Maalesef, ülkemizde yayın yapan medyanın geçmişinde kötü hatıralar vardır. Bir ‘manşet’e iktidar düşürme yarışı yapanlar  olduğu gibi aynı şekilde bir ‘haber’le itibar suikastı yapanlar da olmuştur. Bu sebeple medya, millet nezdinde iyi bir itibara sahip değil. Bu ‘vasıta’nın ekseriyetle kötü niyetlere alet edildiği inkâr edilemez. Tabiî ki bu durum ‘duyarlı medya’nın da aleyhine oluyor. Medya denildiğinde akla ekseriyetle fena örnekler geldiği için neticede “Medyadır, ne yapsa yeridir. Bunlara müsamaha edilmesin” diyenler taraftar buluyor.

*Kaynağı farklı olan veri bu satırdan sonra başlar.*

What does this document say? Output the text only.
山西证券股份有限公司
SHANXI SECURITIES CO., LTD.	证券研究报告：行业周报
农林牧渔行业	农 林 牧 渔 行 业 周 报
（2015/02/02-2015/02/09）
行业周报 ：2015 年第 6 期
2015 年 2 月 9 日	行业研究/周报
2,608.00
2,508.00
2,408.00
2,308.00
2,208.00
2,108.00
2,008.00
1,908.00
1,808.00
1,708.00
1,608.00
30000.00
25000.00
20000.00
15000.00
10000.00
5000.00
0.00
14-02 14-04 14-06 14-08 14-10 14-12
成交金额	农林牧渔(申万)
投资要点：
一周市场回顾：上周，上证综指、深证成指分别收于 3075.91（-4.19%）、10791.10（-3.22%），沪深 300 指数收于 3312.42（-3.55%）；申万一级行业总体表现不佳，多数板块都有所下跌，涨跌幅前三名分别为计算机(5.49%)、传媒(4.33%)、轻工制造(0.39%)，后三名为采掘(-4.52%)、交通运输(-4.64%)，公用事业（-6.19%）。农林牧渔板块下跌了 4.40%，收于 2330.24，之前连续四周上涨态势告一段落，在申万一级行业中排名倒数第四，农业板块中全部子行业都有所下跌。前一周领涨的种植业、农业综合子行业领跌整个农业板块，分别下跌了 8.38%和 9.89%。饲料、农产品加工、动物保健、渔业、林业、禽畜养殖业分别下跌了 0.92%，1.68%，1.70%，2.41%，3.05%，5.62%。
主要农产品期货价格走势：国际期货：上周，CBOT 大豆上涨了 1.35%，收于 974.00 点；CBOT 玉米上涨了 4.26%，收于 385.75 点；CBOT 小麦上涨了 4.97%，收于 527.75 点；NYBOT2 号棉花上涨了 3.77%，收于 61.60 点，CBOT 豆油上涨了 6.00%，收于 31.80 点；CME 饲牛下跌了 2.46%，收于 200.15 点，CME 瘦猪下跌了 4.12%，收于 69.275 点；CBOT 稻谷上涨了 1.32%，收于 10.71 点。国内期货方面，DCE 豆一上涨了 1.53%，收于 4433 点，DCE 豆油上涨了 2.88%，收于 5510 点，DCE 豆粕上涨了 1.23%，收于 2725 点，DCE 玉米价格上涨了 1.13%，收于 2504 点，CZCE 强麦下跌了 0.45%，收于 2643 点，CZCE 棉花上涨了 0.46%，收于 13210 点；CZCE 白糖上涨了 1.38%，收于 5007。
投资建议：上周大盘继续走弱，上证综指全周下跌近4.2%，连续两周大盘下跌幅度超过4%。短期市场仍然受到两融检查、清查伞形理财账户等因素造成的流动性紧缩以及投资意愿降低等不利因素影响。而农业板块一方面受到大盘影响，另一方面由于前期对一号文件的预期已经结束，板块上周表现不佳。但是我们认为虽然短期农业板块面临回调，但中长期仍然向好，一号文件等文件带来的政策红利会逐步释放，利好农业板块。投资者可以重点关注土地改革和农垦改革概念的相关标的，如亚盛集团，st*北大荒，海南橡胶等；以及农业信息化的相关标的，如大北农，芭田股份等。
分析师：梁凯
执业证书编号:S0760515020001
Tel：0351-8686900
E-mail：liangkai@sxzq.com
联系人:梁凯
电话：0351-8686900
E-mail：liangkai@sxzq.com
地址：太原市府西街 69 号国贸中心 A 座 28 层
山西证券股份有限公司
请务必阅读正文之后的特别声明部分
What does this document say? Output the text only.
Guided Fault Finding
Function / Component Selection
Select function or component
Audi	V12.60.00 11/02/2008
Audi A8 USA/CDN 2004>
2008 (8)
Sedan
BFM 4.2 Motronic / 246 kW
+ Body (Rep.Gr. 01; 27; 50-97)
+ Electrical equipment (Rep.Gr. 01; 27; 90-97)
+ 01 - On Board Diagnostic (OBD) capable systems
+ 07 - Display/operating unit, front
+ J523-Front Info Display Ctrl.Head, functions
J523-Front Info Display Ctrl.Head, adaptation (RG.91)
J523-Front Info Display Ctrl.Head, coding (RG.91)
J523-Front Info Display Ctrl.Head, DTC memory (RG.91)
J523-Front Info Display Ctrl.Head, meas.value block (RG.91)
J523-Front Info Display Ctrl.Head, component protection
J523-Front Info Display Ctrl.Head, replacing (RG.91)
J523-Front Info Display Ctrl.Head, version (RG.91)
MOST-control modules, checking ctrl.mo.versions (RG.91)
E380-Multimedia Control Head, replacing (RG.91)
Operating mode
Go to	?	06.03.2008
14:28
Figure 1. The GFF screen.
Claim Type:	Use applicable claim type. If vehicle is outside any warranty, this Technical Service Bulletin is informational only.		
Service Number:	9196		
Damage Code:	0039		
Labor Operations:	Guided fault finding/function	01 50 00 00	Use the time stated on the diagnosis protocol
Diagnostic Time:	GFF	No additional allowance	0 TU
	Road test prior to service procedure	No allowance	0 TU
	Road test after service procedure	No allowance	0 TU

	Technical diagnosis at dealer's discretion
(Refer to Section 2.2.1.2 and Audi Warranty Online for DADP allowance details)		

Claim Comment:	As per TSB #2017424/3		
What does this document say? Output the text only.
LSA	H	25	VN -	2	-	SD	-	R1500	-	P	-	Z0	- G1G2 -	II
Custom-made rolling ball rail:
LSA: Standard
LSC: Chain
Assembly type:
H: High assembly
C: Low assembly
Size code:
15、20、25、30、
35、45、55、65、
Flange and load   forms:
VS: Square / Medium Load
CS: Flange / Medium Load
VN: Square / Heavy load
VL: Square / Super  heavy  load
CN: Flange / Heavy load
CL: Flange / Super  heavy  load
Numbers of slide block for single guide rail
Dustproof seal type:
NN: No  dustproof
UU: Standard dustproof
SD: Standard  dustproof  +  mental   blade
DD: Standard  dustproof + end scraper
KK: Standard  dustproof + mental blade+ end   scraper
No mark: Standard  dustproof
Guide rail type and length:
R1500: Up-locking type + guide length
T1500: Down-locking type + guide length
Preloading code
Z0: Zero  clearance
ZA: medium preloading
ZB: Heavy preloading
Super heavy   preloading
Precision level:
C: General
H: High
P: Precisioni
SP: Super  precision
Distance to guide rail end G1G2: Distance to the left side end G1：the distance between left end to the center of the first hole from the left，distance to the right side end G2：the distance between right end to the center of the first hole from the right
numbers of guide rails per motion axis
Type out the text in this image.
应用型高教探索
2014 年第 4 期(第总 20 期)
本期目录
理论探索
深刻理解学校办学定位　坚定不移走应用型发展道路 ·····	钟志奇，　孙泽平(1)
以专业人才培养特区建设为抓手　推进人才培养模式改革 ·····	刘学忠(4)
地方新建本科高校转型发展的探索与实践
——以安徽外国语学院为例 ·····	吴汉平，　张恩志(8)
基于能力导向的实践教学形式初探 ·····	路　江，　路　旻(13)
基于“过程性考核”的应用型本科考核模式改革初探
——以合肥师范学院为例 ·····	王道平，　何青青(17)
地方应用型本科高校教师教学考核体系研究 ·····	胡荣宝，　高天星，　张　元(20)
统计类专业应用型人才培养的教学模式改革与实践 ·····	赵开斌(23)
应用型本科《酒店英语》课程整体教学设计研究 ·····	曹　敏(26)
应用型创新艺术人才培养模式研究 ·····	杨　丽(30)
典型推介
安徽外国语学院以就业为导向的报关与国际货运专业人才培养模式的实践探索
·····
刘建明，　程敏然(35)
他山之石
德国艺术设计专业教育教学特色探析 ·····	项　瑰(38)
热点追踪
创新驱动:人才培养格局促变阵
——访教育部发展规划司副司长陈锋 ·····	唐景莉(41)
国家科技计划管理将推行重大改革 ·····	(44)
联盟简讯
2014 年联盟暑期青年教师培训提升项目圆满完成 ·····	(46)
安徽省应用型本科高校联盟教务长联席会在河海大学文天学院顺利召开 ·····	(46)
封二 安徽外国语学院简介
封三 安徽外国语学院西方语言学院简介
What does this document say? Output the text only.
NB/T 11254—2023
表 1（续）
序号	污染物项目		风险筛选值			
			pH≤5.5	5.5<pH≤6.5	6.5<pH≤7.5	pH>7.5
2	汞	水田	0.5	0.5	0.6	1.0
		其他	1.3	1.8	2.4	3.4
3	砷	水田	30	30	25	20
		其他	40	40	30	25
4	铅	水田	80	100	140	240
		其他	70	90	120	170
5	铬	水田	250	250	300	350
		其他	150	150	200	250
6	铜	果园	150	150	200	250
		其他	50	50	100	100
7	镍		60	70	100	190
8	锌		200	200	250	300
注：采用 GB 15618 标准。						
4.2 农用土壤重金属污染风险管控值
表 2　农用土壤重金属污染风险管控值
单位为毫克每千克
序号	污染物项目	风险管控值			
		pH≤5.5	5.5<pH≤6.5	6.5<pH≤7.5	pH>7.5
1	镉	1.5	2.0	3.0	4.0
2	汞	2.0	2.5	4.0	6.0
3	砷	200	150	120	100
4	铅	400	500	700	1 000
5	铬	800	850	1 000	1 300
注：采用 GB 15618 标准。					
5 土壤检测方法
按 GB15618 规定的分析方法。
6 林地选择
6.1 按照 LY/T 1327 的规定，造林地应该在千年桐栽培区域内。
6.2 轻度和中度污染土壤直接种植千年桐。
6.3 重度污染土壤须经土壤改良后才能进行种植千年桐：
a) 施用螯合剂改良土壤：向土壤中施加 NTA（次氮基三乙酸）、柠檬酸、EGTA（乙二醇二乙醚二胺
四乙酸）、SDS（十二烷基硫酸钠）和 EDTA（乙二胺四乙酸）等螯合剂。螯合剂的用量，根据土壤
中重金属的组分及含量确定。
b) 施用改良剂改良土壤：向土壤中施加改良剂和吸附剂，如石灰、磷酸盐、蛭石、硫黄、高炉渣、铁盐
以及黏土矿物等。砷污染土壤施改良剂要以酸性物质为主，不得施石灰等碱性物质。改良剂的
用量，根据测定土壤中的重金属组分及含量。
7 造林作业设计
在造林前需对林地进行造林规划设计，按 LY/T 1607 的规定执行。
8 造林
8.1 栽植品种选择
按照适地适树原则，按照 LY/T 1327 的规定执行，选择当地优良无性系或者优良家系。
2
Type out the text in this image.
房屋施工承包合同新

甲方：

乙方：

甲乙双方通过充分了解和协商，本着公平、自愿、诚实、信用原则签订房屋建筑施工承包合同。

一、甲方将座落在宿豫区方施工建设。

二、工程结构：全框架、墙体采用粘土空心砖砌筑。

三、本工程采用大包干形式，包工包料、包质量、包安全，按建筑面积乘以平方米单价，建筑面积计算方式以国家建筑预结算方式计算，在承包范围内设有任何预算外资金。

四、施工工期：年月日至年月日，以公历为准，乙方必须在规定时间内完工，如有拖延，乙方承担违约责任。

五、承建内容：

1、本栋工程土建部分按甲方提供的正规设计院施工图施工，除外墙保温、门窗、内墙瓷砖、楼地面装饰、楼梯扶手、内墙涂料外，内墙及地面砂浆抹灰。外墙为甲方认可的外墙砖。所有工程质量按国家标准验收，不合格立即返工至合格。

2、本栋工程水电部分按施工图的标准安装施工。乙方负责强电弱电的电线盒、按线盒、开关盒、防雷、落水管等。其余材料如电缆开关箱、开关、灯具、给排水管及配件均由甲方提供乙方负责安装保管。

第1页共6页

“Edipler edepli olmalı” prensibine uygun yayın yapmaya çalışanlar da bu hengâmede seslerini duyurmakta zorlanıyor. Çok defa misal verdiğimiz olmuştur: Bir defasında ünlü bir sanatçının eşiyle aynı toplantıda bulunduk ve tanıştık. Ben zaten onu tanıyordum ve bunu ifade ettim. Sonra da kendimi ‘gazeteci’ diye tanıtınca, “Ben gazetecilerden korkarım” dedi. Cevaben, “Ben de korkarım” deyince, “Gazeteci gazeteciden korkar mı?” diye mukabele etti. Cevaben, “Evet, gazeteciler de ‘insafsız gazeteci’lerden korkar” demiştik. Gerçekten de öyle değil mi? Elinde bulundurdukları medya gücünü şahsî işleri için, ticaretleri için, siyasî hedefleri için ‘kullanan’ gazeteci ve gazete sahiplerinden kim korkmaz ki?

Başka meselelerde olduğu gibi burada da mesele gelip ‘hak, hukuk ve adalet’ noktasında düğümleniyor. Yalan bir haber  yayınlandığında bunun bir bedeli olsa yalancılık bu kadar revaç bulur muydu? İktidarlar da “Beni destekliyorsa, muhaliflerim hakkında yalan haber yazabilir” gibi yanlış tavırlara girmemeli. Bugünkü hal ve gidişe bakıldığında bu prensibin uygulandığını söyleyebilir miyiz? Belli başlı medya vasıtalarının ‘muhalif’ler hakkında yalan, yanlış ve yanıltıcı haberlerine iktidar mani oluyor mu? Yoksa, “Bu yalanlar benim işime yarar” diye mi düşünüyor?

Kısa dönem için ‘yalan haber’ler iktidarlara fayda sağlasa da uzun dönemde onlar için de faydalı değildir; ama anlayabilseler.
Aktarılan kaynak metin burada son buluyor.